Quem assistiu ao clássico filme, Óleo de Lorenzo, de 1992 certamente se emocionou com o enredo, baseado em fatos reais. O filme conta a história de um casal, Augusto e Michaela, cujo filho mais jovem, Lorenzo, começa a apresentar alguns sintomas aos 6 anos de idade.
Esses sintomas vão se agravando com o passar do tempo, até que é diagnosticado com Adrenoleucodistrofia (ALD), uma doença degenerativa e sem cura, na qual há o desgaste progressivo da bainha de mielina dos neurônios decorrente do acúmulo de ácidos graxos de cadeia muito longa.
Como a mielina é fundamental para funcionar como um isolante que acelera e otimiza a transmissão do impulso nervoso, ao ser degradada, a eficiência da transmissão neuronal reduz e isso provoca inúmeros sintomas, que progressivamente se agravam.
O grande plot do filme é a busca por algo que trate ou cure a doença. Porém a busca é feita pelos próprios pais, conversando com especialistas, promovendo eventos com participação de experts e conversando e lendo sobre relatos de casos daquilo que parece ter funcionado ou não.
Assim, nos deparamos com uma busca totalmente empírica dos pais de Lorenzo, que acabam conseguindo desenvolver um óleo que parece reduzir a produção interna daqueles ácidos graxos prejudiciais. E a expectativa de vida de Lorenzo que seria de mais 2 anos de vida é superada.

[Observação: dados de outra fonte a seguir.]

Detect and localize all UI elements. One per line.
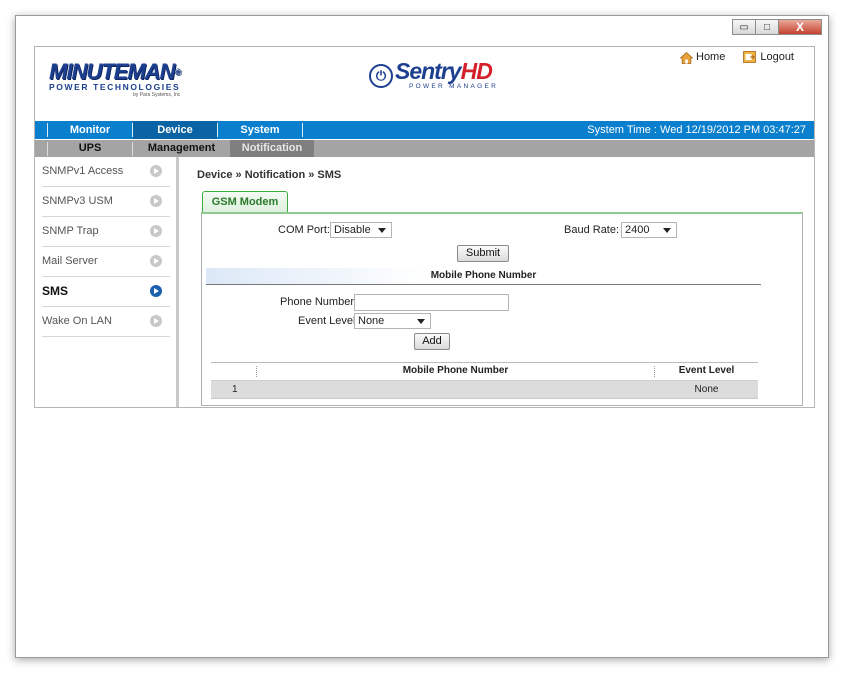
top-links: Home Logout — [680, 51, 794, 64]
close-button[interactable]: X — [778, 19, 822, 35]
gsm-modem-panel: COM Port: Disable Baud Rate: 2400 Submit… — [201, 212, 803, 406]
logout-link[interactable]: Logout — [743, 51, 794, 63]
menu-device[interactable]: Device — [133, 121, 217, 139]
baud-rate-label: Baud Rate: — [564, 224, 620, 236]
logout-label: Logout — [760, 51, 794, 63]
menu-separator — [302, 123, 303, 137]
sidebar-item-label: SNMP Trap — [42, 225, 99, 237]
column-header-phone: Mobile Phone Number — [402, 365, 509, 376]
event-level-label: Event Level: — [298, 315, 359, 327]
registered-mark: ® — [174, 67, 181, 77]
baud-rate-select[interactable]: 2400 — [621, 222, 677, 238]
sidebar-item-snmpv3-usm[interactable]: SNMPv3 USM — [42, 187, 170, 217]
sidebar-item-label: Wake On LAN — [42, 315, 112, 327]
browser-window: ▭ □ X MINUTEMAN® POWER TECHNOLOGIES by P… — [15, 15, 829, 658]
breadcrumb: Device » Notification » SMS — [197, 169, 342, 181]
sidebar-item-label: SMS — [42, 284, 69, 298]
minimize-button[interactable]: ▭ — [732, 19, 756, 35]
arrow-right-icon — [150, 165, 162, 177]
row-index: 1 — [232, 384, 238, 395]
minuteman-logo: MINUTEMAN® POWER TECHNOLOGIES by Para Sy… — [49, 59, 181, 99]
product-subtitle: POWER MANAGER — [409, 83, 499, 90]
phone-number-label: Phone Number: — [280, 296, 358, 308]
sidebar-item-label: Mail Server — [42, 255, 98, 267]
submenu-ups[interactable]: UPS — [48, 140, 132, 157]
sidebar-item-snmp-trap[interactable]: SNMP Trap — [42, 217, 170, 247]
sidebar-item-label: SNMPv1 Access — [42, 165, 124, 177]
tab-gsm-modem[interactable]: GSM Modem — [202, 191, 288, 213]
maximize-button[interactable]: □ — [755, 19, 779, 35]
sidebar-item-wake-on-lan[interactable]: Wake On LAN — [42, 307, 170, 337]
menu-monitor[interactable]: Monitor — [48, 121, 132, 139]
main-content: Device » Notification » SMS GSM Modem CO… — [179, 157, 814, 407]
sentryhd-logo: ⏻ SentryHD POWER MANAGER — [369, 60, 498, 91]
home-icon — [680, 51, 693, 64]
mobile-phone-section-header: Mobile Phone Number — [206, 268, 761, 285]
table-header: Mobile Phone Number Event Level — [211, 362, 758, 381]
home-label: Home — [696, 51, 726, 63]
menu-system[interactable]: System — [218, 121, 302, 139]
power-plug-icon: ⏻ — [369, 63, 393, 88]
brand-tiny: by Para Systems, Inc — [133, 92, 181, 98]
brand-title: MINUTEMAN — [49, 59, 175, 84]
arrow-right-icon — [150, 315, 162, 327]
row-event-level: None — [694, 384, 719, 395]
submenu-management[interactable]: Management — [133, 140, 230, 157]
app-container: MINUTEMAN® POWER TECHNOLOGIES by Para Sy… — [34, 46, 815, 408]
sidebar-item-snmpv1-access[interactable]: SNMPv1 Access — [42, 157, 170, 187]
header: MINUTEMAN® POWER TECHNOLOGIES by Para Sy… — [35, 47, 814, 105]
phone-number-input[interactable] — [354, 294, 509, 311]
submenu-notification[interactable]: Notification — [230, 140, 314, 157]
sub-menu: UPS Management Notification — [35, 140, 814, 157]
brand-subtitle: POWER TECHNOLOGIES — [49, 82, 181, 92]
event-level-select[interactable]: None — [354, 313, 431, 329]
arrow-right-icon — [150, 225, 162, 237]
sidebar-item-mail-server[interactable]: Mail Server — [42, 247, 170, 277]
arrow-right-icon — [150, 285, 162, 297]
sidebar: SNMPv1 Access SNMPv3 USM SNMP Trap Mail … — [35, 157, 179, 407]
product-name: Sentry — [395, 58, 462, 84]
product-suffix: HD — [460, 58, 493, 84]
submit-button[interactable]: Submit — [457, 245, 509, 262]
arrow-right-icon — [150, 195, 162, 207]
logout-icon — [743, 51, 757, 63]
home-link[interactable]: Home — [680, 51, 726, 64]
com-port-label: COM Port: — [278, 224, 330, 236]
main-menu: Monitor Device System System Time : Wed … — [35, 121, 814, 139]
window-controls: ▭ □ X — [732, 19, 822, 35]
sidebar-item-label: SNMPv3 USM — [42, 195, 113, 207]
phone-number-table: Mobile Phone Number Event Level 1 None — [211, 362, 758, 399]
com-port-select[interactable]: Disable — [330, 222, 392, 238]
table-row[interactable]: 1 None — [211, 381, 758, 399]
column-header-event-level: Event Level — [678, 365, 735, 376]
add-button[interactable]: Add — [414, 333, 450, 350]
sidebar-item-sms[interactable]: SMS — [42, 277, 170, 307]
arrow-right-icon — [150, 255, 162, 267]
system-time: System Time : Wed 12/19/2012 PM 03:47:27 — [587, 124, 806, 136]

Lorenzo viveu 20 anos a mais do que a expectativa que lhe foi dada. A história real e o filme de fato são impactantes, mas pode nos levar a acreditar que, frente a uma doença sem a cura conhecida, essa seria a forma mais adequada de agir.
E é claro que durante a pandemia comparações desse tipo já começaram a ser feitas (por exemplo: https://www.capitalnews.com.br/opiniao/oleo-de-lorenzo-e-o-tratamento-precoce/354896).
Como se a busca por medicamentos pra COVID pudesse ser tão empírica quanto a busca de um tratamento para ALD. E isso é ABSURDO por dois motivos principais:
1) Covid é uma doença infectocontagiosa aguda de evolução majoritariamente benigna: a grande maioria das pessoas sequer é hospitalizada. ALD é uma doença genética de curso clínico inexorável: frente ao diagnóstico é certo que haverá piora dos sintomas progressivamente.
2) Covid é uma doença pandêmica. Milhões de pessoas foram e estão sendo contaminadas em um curto espaço de tempo. Esse cenário favorece a condução de ensaios clínicos controlados, como fizemos com as vacinas. ALD é uma doença genética raríssima. Sendo uma doença raríssima, não temos como conduzir os ensaios clínicos ideais. Mas para doenças que possuem alta incidência/prevalência e cujo curso clínico é altamente variável, mesmo sem medicamento, chega a ser antiético fazer uso empírico de substâncias, como o Kit Covid.
Em resumo: A história do Óleo de Lorenzo é linda e impactante, justamente por ser uma exceção à regra. Cuidado para não cair na lábia de quem se diz “herói de cinema” na vida real. A probabilidade de ferir o primeiro princípio da medicina é alta: “Primum non nocere” (Primeiramente, não causar mal).